— Ну вот так люди и умирают, — говорила Оксана, нанося один удар за другим. Что-то хрустнуло в районе рёбер. Сразу стало трудно дышать. — Знаешь, я не любительница насилия. Я вообще интроверт. Лишь бы меня никто не трогал. Надеюсь, мы быстро закончим со всем, и будем жить долго и счастливо.
БАМ!
—… найдём Наде нового мужика, нормального. Чтоб по дому помогал, любил её без всякого зелья.
БАМ!
—… а там, глядишь, сутулого заменит. Будет с моим Крыгиным мотаться, ведьм искать.
Её влажные волосы хлестали Грибова по лицу. Он всё же умудрился перехватить одну её руку. Второй рукой ударил куда-то в область груди, погрузился кулаком во влажное, склизкое.
—… я же говорю, выдавлю глаза! — пропыхтела Оксана (хотя, как она, к чёрту, Оксана? Монстр!). — Смотри на меня, Грибов! Смотри и умирай!
Она потянула руки к его глазам, а Грибов, не понимая, что делает, на каком-то инстинктивном уровне, что есть силы вцепился зубами в тонкие Оксанины пальцы. Хрустнуло под зубами кольцо.
Из глаз Грибова хлынула темнота, забытые голоса рванулись наружу.
Оксана завопила.
— Твою мать! Твою мать! Твоютвоютвою!
Она отпустила Грибова, бешено размахивая руками, упала на пол, закрутилась волчком, оставляя кровавые и блестящие следы на паркете.

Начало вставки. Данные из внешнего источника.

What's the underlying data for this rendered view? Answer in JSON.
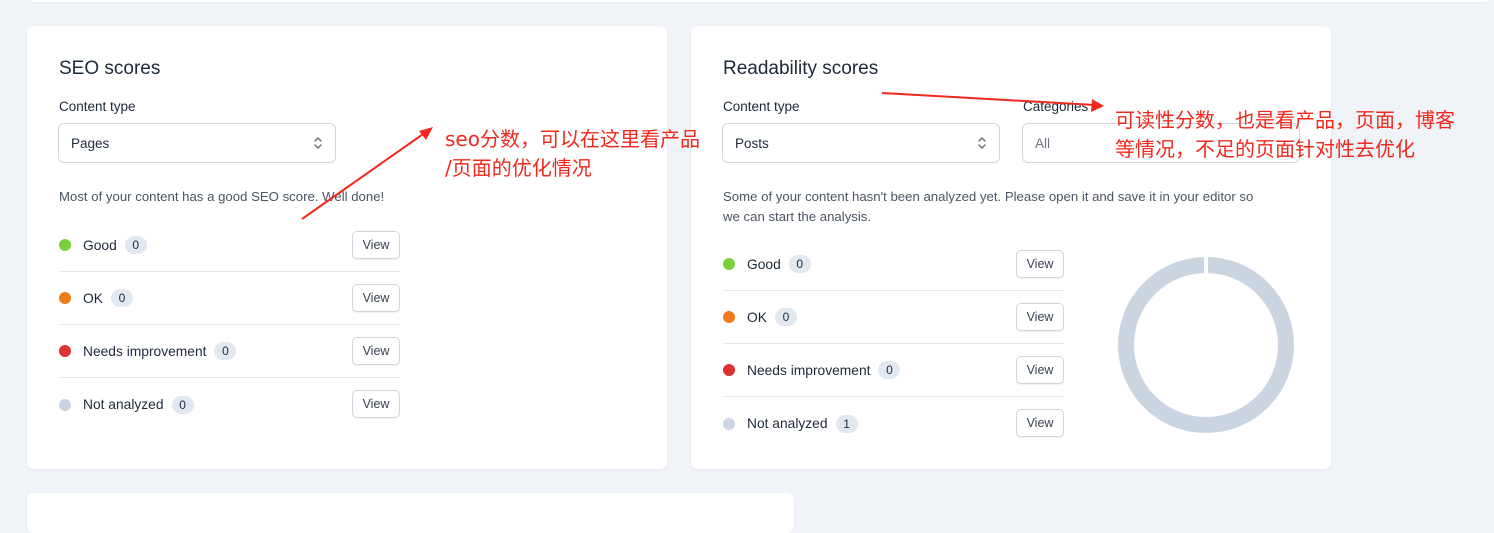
{
  "seo": {
    "title": "SEO scores",
    "content_type_label": "Content type",
    "content_type_value": "Pages",
    "message": "Most of your content has a good SEO score. Well done!",
    "rows": [
      {
        "label": "Good",
        "count": "0",
        "color": "#7ad03a",
        "view": "View"
      },
      {
        "label": "OK",
        "count": "0",
        "color": "#ee7c1b",
        "view": "View"
      },
      {
        "label": "Needs improvement",
        "count": "0",
        "color": "#dc3232",
        "view": "View"
      },
      {
        "label": "Not analyzed",
        "count": "0",
        "color": "#cbd5e1",
        "view": "View"
      }
    ]
  },
  "readability": {
    "title": "Readability scores",
    "content_type_label": "Content type",
    "content_type_value": "Posts",
    "categories_label": "Categories",
    "categories_value": "All",
    "message_line1": "Some of your content hasn't been analyzed yet. Please open it and save it in your editor so",
    "message_line2": "we can start the analysis.",
    "rows": [
      {
        "label": "Good",
        "count": "0",
        "color": "#7ad03a",
        "view": "View"
      },
      {
        "label": "OK",
        "count": "0",
        "color": "#ee7c1b",
        "view": "View"
      },
      {
        "label": "Needs improvement",
        "count": "0",
        "color": "#dc3232",
        "view": "View"
      },
      {
        "label": "Not analyzed",
        "count": "1",
        "color": "#cbd5e1",
        "view": "View"
      }
    ],
    "donut_color": "#cbd5e1"
  },
  "annotations": {
    "seo_line1": "seo分数，可以在这里看产品",
    "seo_line2": "/页面的优化情况",
    "read_line1": "可读性分数，也是看产品，页面，博客",
    "read_line2": "等情况，不足的页面针对性去优化",
    "color": "#f0281e"
  }
}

Грибов почувствовал, что ему нечем дышать. Сплюнул кольцо вместе со сгустком крови. Разболелись зубы, к глазам прилип кровавый туман.

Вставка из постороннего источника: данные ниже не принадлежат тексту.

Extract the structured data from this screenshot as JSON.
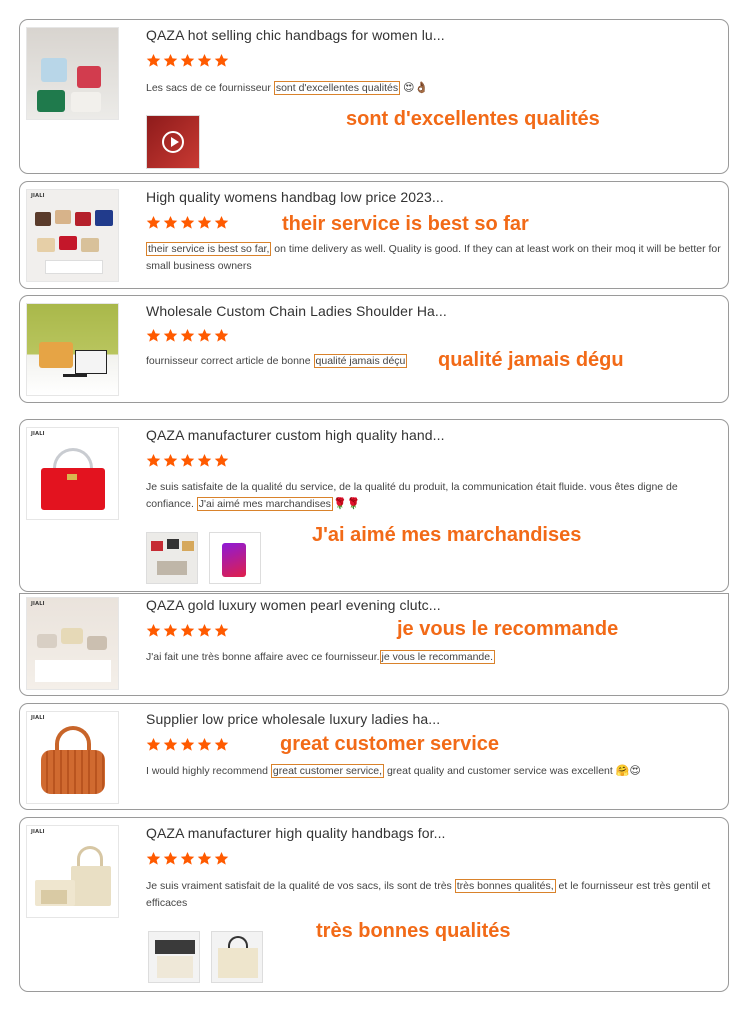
{
  "reviews": [
    {
      "title": "QAZA hot selling chic handbags for women lu...",
      "rating": 5,
      "text_before": "Les sacs de ce fournisseur ",
      "highlight": "sont d'excellentes qualités",
      "text_after": "",
      "emoji": "😍👌🏾",
      "callout": "sont d'excellentes qualités",
      "media": [
        "video"
      ]
    },
    {
      "title": "High quality womens handbag low price 2023...",
      "rating": 5,
      "text_before": "",
      "highlight": "their service is best so far,",
      "text_after": " on time delivery as well. Quality is good. If they can at least work on their moq it will be better for small business owners",
      "emoji": "",
      "callout": "their service is best so far",
      "media": []
    },
    {
      "title": "Wholesale Custom Chain Ladies Shoulder Ha...",
      "rating": 5,
      "text_before": "fournisseur correct article de bonne ",
      "highlight": "qualité jamais déçu",
      "text_after": "",
      "emoji": "",
      "callout": "qualité jamais dégu",
      "media": []
    },
    {
      "title": "QAZA manufacturer custom high quality hand...",
      "rating": 5,
      "text_before": "Je suis satisfaite de la qualité du service, de la qualité du produit, la communication était fluide. vous êtes digne de confiance.",
      "highlight": "J'ai aimé mes marchandises",
      "text_after": "",
      "emoji": "🌹🌹",
      "callout": "J'ai aimé mes marchandises",
      "media": [
        "photo",
        "photo"
      ]
    },
    {
      "title": "QAZA gold luxury women pearl evening clutc...",
      "rating": 5,
      "text_before": "J'ai fait une très bonne affaire avec ce fournisseur.",
      "highlight": "je vous le recommande.",
      "text_after": "",
      "emoji": "",
      "callout": "je vous le recommande",
      "media": []
    },
    {
      "title": "Supplier low price wholesale luxury ladies ha...",
      "rating": 5,
      "text_before": "I would highly recommend ",
      "highlight": "great customer service,",
      "text_after": " great quality and customer service was excellent ",
      "emoji": "🤗😍",
      "callout": "great customer service",
      "media": []
    },
    {
      "title": "QAZA manufacturer high quality handbags for...",
      "rating": 5,
      "text_before": "Je suis vraiment satisfait de la qualité de vos sacs, ils sont de très ",
      "highlight": "très bonnes qualités,",
      "text_after": " et le fournisseur est très gentil et  efficaces",
      "emoji": "",
      "callout": "très bonnes qualités",
      "media": [
        "photo",
        "photo"
      ]
    }
  ],
  "colors": {
    "star": "#ff5a00",
    "callout": "#f26a17",
    "highlight_border": "#d9822b"
  }
}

— Что ты сделал?! Что ты, блядь, сделал?! Зачем ты их сюда притащил?
Оксана вскочила, продолжая размахивать руками, и вдруг перешла с человеческой речи на несвязные громкие звуки. То были хрипы, подвывания, шакалий смех, блеяние козы, писк, стоны. Она отбежала к стене, на которой висели портреты. Грибов видел, что с дряблого тела всё ещё отслаиваются куски кожи и тянутся за ней следом. Лицо тоже постарело: щёки обвисли, нос заострился, набухли мешки под глазами. И ещё волосы — они стали совершенно седыми, до синевы.
— Ух, я сейчас! — завопила Оксана, взмахивая руками.